Atrazine and Frogs

by Bill Schlesinger

In 2002, a young Berkeley professor, Tyrone Hayes, reported that deformed frogs were most prevalent in farm ponds in counties across the United States where the herbicide atrazine was sold in the largest quantities. Atrazine is a widely used herbicide, especially in corn, to control weeds at planting time. Atrazine affects the photosynthetic mechanism in plants, but its molecular structure is an endocrine disruptor, inasmuch as it resembles the growth hormones of other organisms, including frogs and potentially humans.

Hayes has spent the past 20 years investigating atrazine’s effects on amphibians , finding that at levels of less than a part per billion, atrazine produced growth abnormalities, including the “demasculinization” of male frogs. Needless to say the work was hotly contested, especially by Syngenta (now owned by Bayer Inc.) who was the major producer. Citing the precautionary principle, the European Union banned the use of atrazine in 2004, but the U.S. Environmental Protection Agency has approved atrazine for continued use in the U.S. Various studies attempting to reproduce Hayes’work have reported somewhat inconsistent results, but deformed frogs are still observed in many areas without good explanation.
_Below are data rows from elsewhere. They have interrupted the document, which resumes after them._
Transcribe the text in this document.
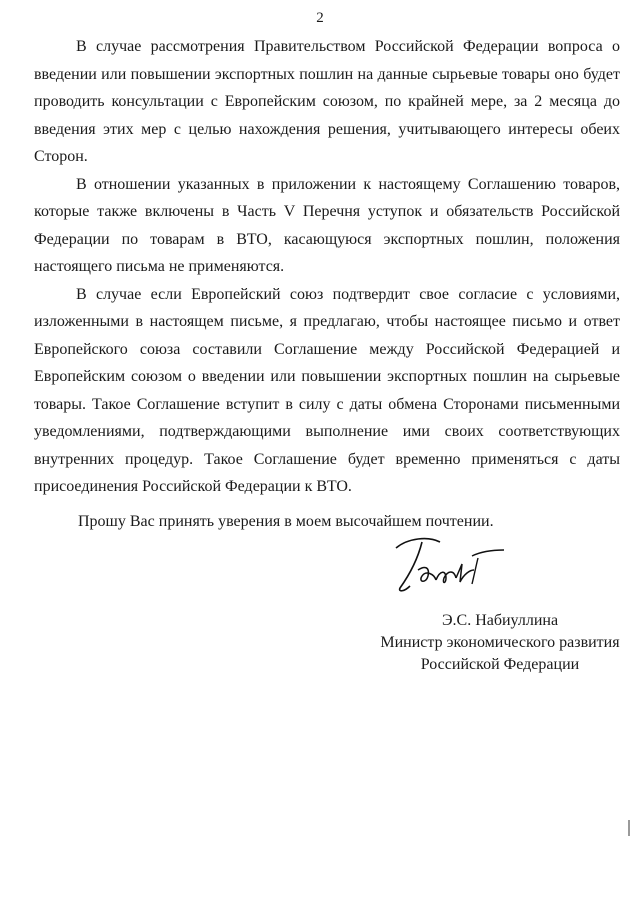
2

В случае рассмотрения Правительством Российской Федерации вопроса о введении или повышении экспортных пошлин на данные сырьевые товары оно будет проводить консультации с Европейским союзом, по крайней мере, за 2 месяца до введения этих мер с целью нахождения решения, учитывающего интересы обеих Сторон.

В отношении указанных в приложении к настоящему Соглашению товаров, которые также включены в Часть V Перечня уступок и обязательств Российской Федерации по товарам в ВТО, касающуюся экспортных пошлин, положения настоящего письма не применяются.

В случае если Европейский союз подтвердит свое согласие с условиями, изложенными в настоящем письме, я предлагаю, чтобы настоящее письмо и ответ Европейского союза составили Соглашение между Российской Федерацией и Европейским союзом о введении или повышении экспортных пошлин на сырьевые товары. Такое Соглашение вступит в силу с даты обмена Сторонами письменными уведомлениями, подтверждающими выполнение ими своих соответствующих внутренних процедур. Такое Соглашение будет временно применяться с даты присоединения Российской Федерации к ВТО.

Прошу Вас принять уверения в моем высочайшем почтении.
Э.С. Набиуллина
Министр экономического развития
Российской Федерации
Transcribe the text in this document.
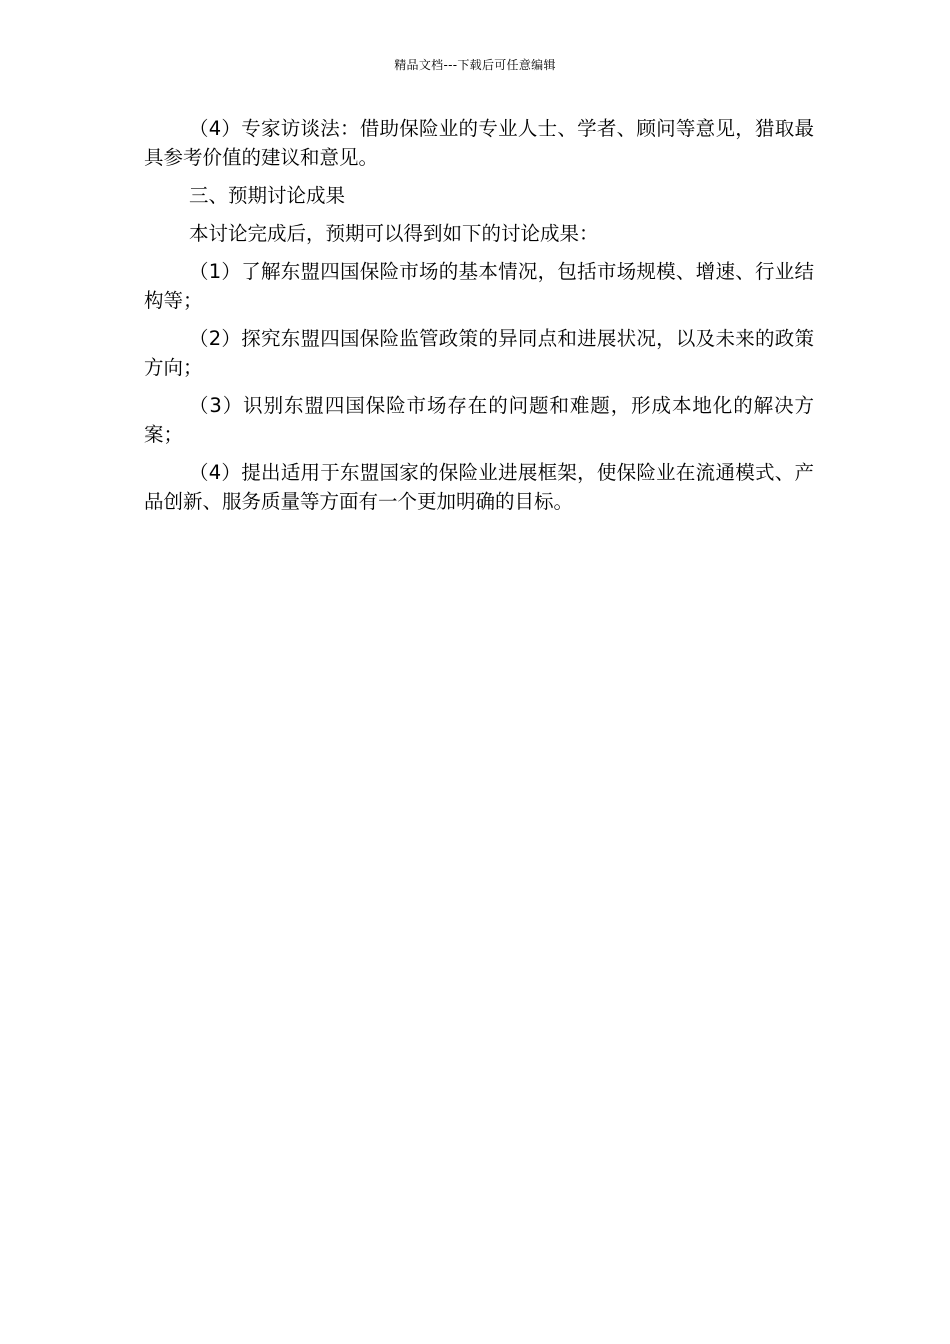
精品文档---下载后可任意编辑

（4）专家访谈法：借助保险业的专业人士、学者、顾问等意见，猎取最具参考价值的建议和意见。

三、预期讨论成果

本讨论完成后，预期可以得到如下的讨论成果：

（1）了解东盟四国保险市场的基本情况，包括市场规模、增速、行业结构等；

（2）探究东盟四国保险监管政策的异同点和进展状况，以及未来的政策方向；

（3）识别东盟四国保险市场存在的问题和难题，形成本地化的解决方案；

（4）提出适用于东盟国家的保险业进展框架，使保险业在流通模式、产品创新、服务质量等方面有一个更加明确的目标。
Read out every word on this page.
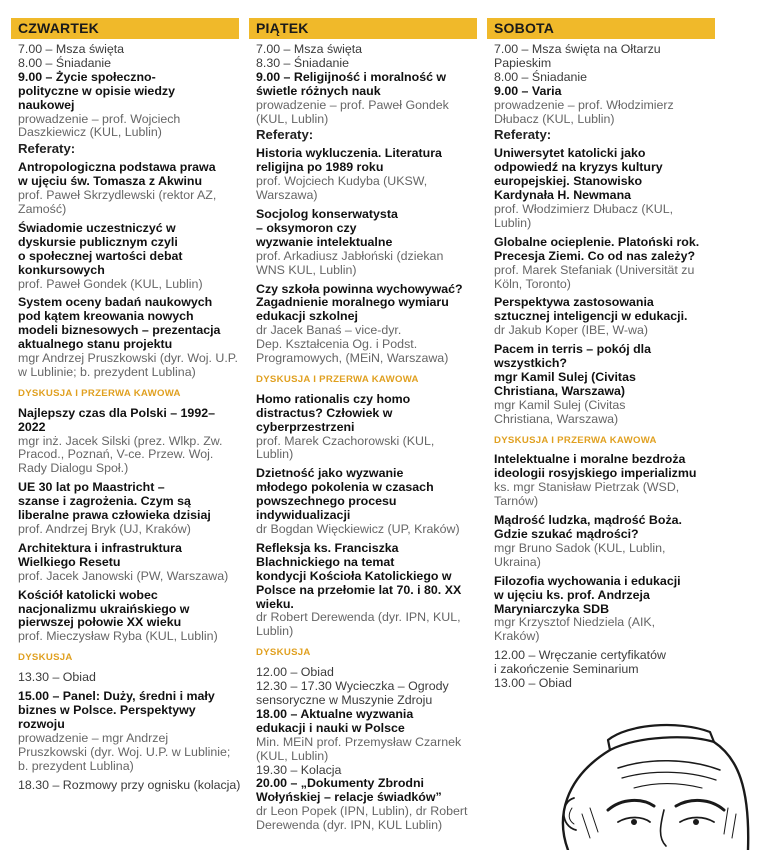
CZWARTEK
7.00 – Msza święta
8.00 – Śniadanie
9.00 – Życie społeczno-
polityczne w opisie wiedzy
naukowej
prowadzenie – prof. Wojciech
Daszkiewicz (KUL, Lublin)
Referaty:
Antropologiczna podstawa prawa
w ujęciu św. Tomasza z Akwinu
prof. Paweł Skrzydlewski (rektor AZ,
Zamość)
Świadomie uczestniczyć w
dyskursie publicznym czyli
o społecznej wartości debat
konkursowych
prof. Paweł Gondek (KUL, Lublin)
System oceny badań naukowych
pod kątem kreowania nowych
modeli biznesowych – prezentacja
aktualnego stanu projektu
mgr Andrzej Pruszkowski (dyr. Woj. U.P.
w Lublinie; b. prezydent Lublina)
DYSKUSJA I PRZERWA KAWOWA
Najlepszy czas dla Polski – 1992–
2022
mgr inż. Jacek Silski (prez. Wlkp. Zw.
Pracod., Poznań, V-ce. Przew. Woj.
Rady Dialogu Społ.)
UE 30 lat po Maastricht –
szanse i zagrożenia. Czym są
liberalne prawa człowieka dzisiaj
prof. Andrzej Bryk (UJ, Kraków)
Architektura i infrastruktura
Wielkiego Resetu
prof. Jacek Janowski (PW, Warszawa)
Kościół katolicki wobec
nacjonalizmu ukraińskiego w
pierwszej połowie XX wieku
prof. Mieczysław Ryba (KUL, Lublin)
DYSKUSJA
13.30 – Obiad
15.00 – Panel: Duży, średni i mały
biznes w Polsce. Perspektywy
rozwoju
prowadzenie – mgr Andrzej
Pruszkowski (dyr. Woj. U.P. w Lublinie;
b. prezydent Lublina)
18.30 – Rozmowy przy ognisku (kolacja)
PIĄTEK
7.00 – Msza święta
8.30 – Śniadanie
9.00 – Religijność i moralność w
świetle różnych nauk
prowadzenie – prof. Paweł Gondek
(KUL, Lublin)
Referaty:
Historia wykluczenia. Literatura
religijna po 1989 roku
prof. Wojciech Kudyba (UKSW,
Warszawa)
Socjolog konserwatysta
– oksymoron czy
wyzwanie intelektualne
prof. Arkadiusz Jabłoński (dziekan
WNS KUL, Lublin)
Czy szkoła powinna wychowywać?
Zagadnienie moralnego wymiaru
edukacji szkolnej
dr Jacek Banaś – vice-dyr.
Dep. Kształcenia Og. i Podst.
Programowych, (MEiN, Warszawa)
DYSKUSJA I PRZERWA KAWOWA
Homo rationalis czy homo
distractus? Człowiek w
cyberprzestrzeni
prof. Marek Czachorowski (KUL,
Lublin)
Dzietność jako wyzwanie
młodego pokolenia w czasach
powszechnego procesu
indywidualizacji
dr Bogdan Więckiewicz (UP, Kraków)
Refleksja ks. Franciszka
Blachnickiego na temat
kondycji Kościoła Katolickiego w
Polsce na przełomie lat 70. i 80. XX
wieku.
dr Robert Derewenda (dyr. IPN, KUL,
Lublin)
DYSKUSJA
12.00 – Obiad
12.30 – 17.30 Wycieczka – Ogrody
sensoryczne w Muszynie Zdroju
18.00 – Aktualne wyzwania
edukacji i nauki w Polsce
Min. MEiN prof. Przemysław Czarnek
(KUL, Lublin)
19.30 – Kolacja
20.00 – „Dokumenty Zbrodni
Wołyńskiej – relacje świadków”
dr Leon Popek (IPN, Lublin), dr Robert
Derewenda (dyr. IPN, KUL Lublin)
SOBOTA
7.00 – Msza święta na Ołtarzu
Papieskim
8.00 – Śniadanie
9.00 – Varia
prowadzenie – prof. Włodzimierz
Dłubacz (KUL, Lublin)
Referaty:
Uniwersytet katolicki jako
odpowiedź na kryzys kultury
europejskiej. Stanowisko
Kardynała H. Newmana
prof. Włodzimierz Dłubacz (KUL,
Lublin)
Globalne ocieplenie. Platoński rok.
Precesja Ziemi. Co od nas zależy?
prof. Marek Stefaniak (Universität zu
Köln, Toronto)
Perspektywa zastosowania
sztucznej inteligencji w edukacji.
dr Jakub Koper (IBE, W-wa)
Pacem in terris – pokój dla
wszystkich?
mgr Kamil Sulej (Civitas
Christiana, Warszawa)
mgr Kamil Sulej (Civitas
Christiana, Warszawa)
DYSKUSJA I PRZERWA KAWOWA
Intelektualne i moralne bezdroża
ideologii rosyjskiego imperializmu
ks. mgr Stanisław Pietrzak (WSD,
Tarnów)
Mądrość ludzka, mądrość Boża.
Gdzie szukać mądrości?
mgr Bruno Sadok (KUL, Lublin,
Ukraina)
Filozofia wychowania i edukacji
w ujęciu ks. prof. Andrzeja
Maryniarczyka SDB
mgr Krzysztof Niedziela (AIK,
Kraków)
12.00 – Wręczanie certyfikatów
i zakończenie Seminarium
13.00 – Obiad
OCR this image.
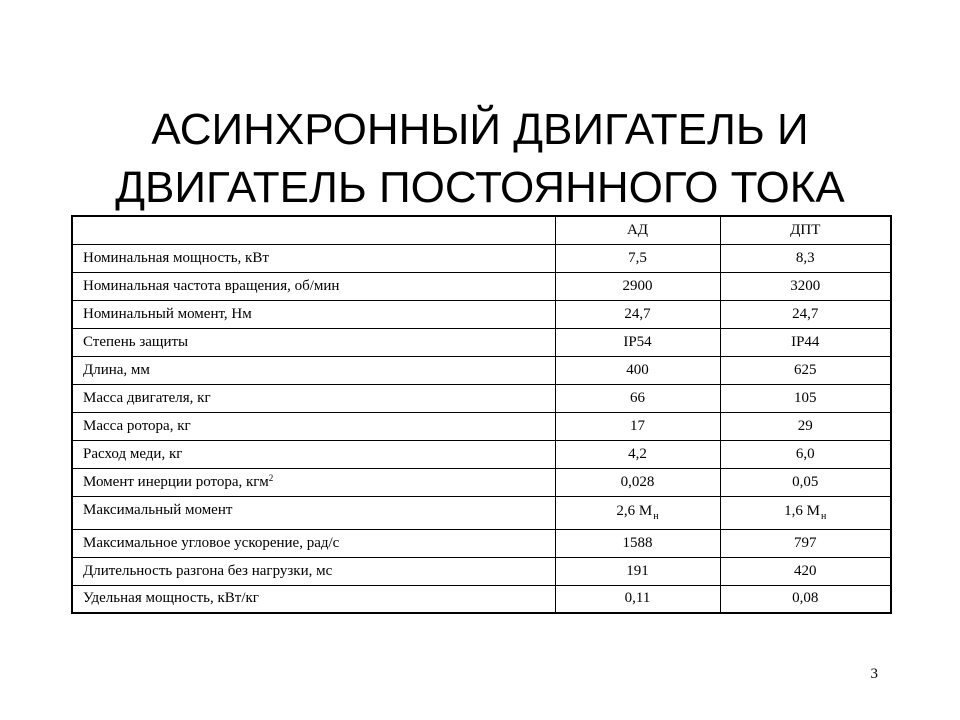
АСИНХРОННЫЙ ДВИГАТЕЛЬ И
ДВИГАТЕЛЬ ПОСТОЯННОГО ТОКА
	АД	ДПТ
Номинальная мощность, кВт	7,5	8,3
Номинальная частота вращения, об/мин	2900	3200
Номинальный момент, Нм	24,7	24,7
Степень защиты	IP54	IP44
Длина, мм	400	625
Масса двигателя, кг	66	105
Масса ротора, кг	17	29
Расход меди, кг	4,2	6,0
Момент инерции ротора, кгм$^2$	0,028	0,05
Максимальный момент	2,6 $М_н$	1,6 $М_н$
Максимальное угловое ускорение, рад/с	1588	797
Длительность разгона без нагрузки, мс	191	420
Удельная мощность, кВт/кг	0,11	0,08
3
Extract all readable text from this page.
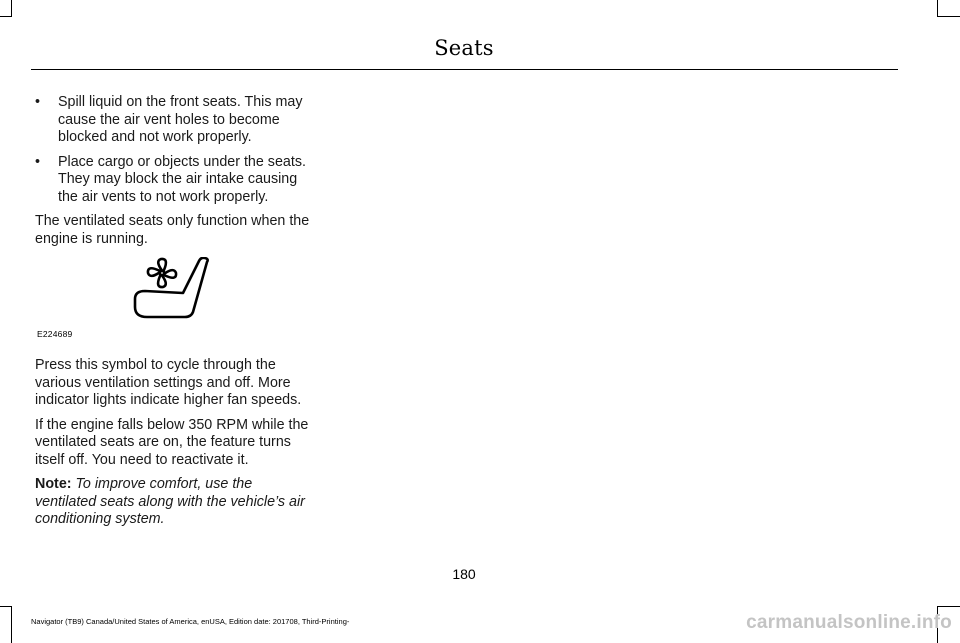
Seats
• Spill liquid on the front seats. This may cause the air vent holes to become blocked and not work properly.
• Place cargo or objects under the seats. They may block the air intake causing the air vents to not work properly.

The ventilated seats only function when the engine is running.

E224689

Press this symbol to cycle through the various ventilation settings and off. More indicator lights indicate higher fan speeds.

If the engine falls below 350 RPM while the ventilated seats are on, the feature turns itself off. You need to reactivate it.

Note: To improve comfort, use the ventilated seats along with the vehicle’s air conditioning system.

180
Navigator (TB9) Canada/United States of America, enUSA, Edition date: 201708, Third-Printing-	carmanualsonline.info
One of the problems with atrazine is that it is mobile in the environment. It is easily soluble in water, so it is found in runoff and groundwater from fields of application. It is sparingly volatile, but it is often found in rainfall downwind of use. A just-published study has found atrazine in 32% of 900 waterbodies that were sampled across the U.S., at levels of 0.17 parts per billion when detected—within the range that Hayes has found harmful to amphibians. While most atrazine is decomposed by soil microbes within days, a certain fraction can persist for years, accounting for its persistence in groundwater.

Atrazine is a classic example of the tradeoffs we face in environmental issues: a chemical that is useful to the farmers who grow our food, enormously profitable to the companies that produce it, yet potentially threatening to humans who are directly and inadvertently exposed. Is its continued use a risk to human health, or are the risks to food prices and corporate profits more important? The producers are few, focused, with deep pockets, and the greatest influence with regulators.

The frogs may be speaking to us, but who speaks for the frogs?

References

Beaulieu, M., H. Cabana, Z. Taranu, and Y. Huot. 2020. Predicting atrazine concentrations in waterbodies across the contiguous United States: the importance of land use, hydrology, and water physiochemistry. Limnology and Oceanography doi: 10.1002/lno.11568

Burt, G. 1974. Volatility of atrazine from plant, soil and glass surfaces. Journal of Environmental Quality 3: 114-117.

Dankwardt, A., S. Wust, W. Elling, E.M. Thurman, and Bertold Hock. 1994. Determination of atrazine in rainfall and surface water by enzyme immunoassay. Environmental Science and Pollution Research 1: 196-204.

Hayes, T., K. Haston, M. Tsu, A. Hoang, C. Haeffele, and A. Vonk. 2002. Herbicides: feminization of male frogs in the wild. Nature 419: 895-896

Hayes, TB; Khoury, V; Narayan, A; Nazir, M; Park, A; Brown, T; Adame, L; Chan, E; et al. 2010. Atrazine induces complete feminization and chemical castration in male African clawed frogs (Xenopus laevis). Proceedings of the National Academy of Sciences of the United States of America. 107 (10): 4612–7.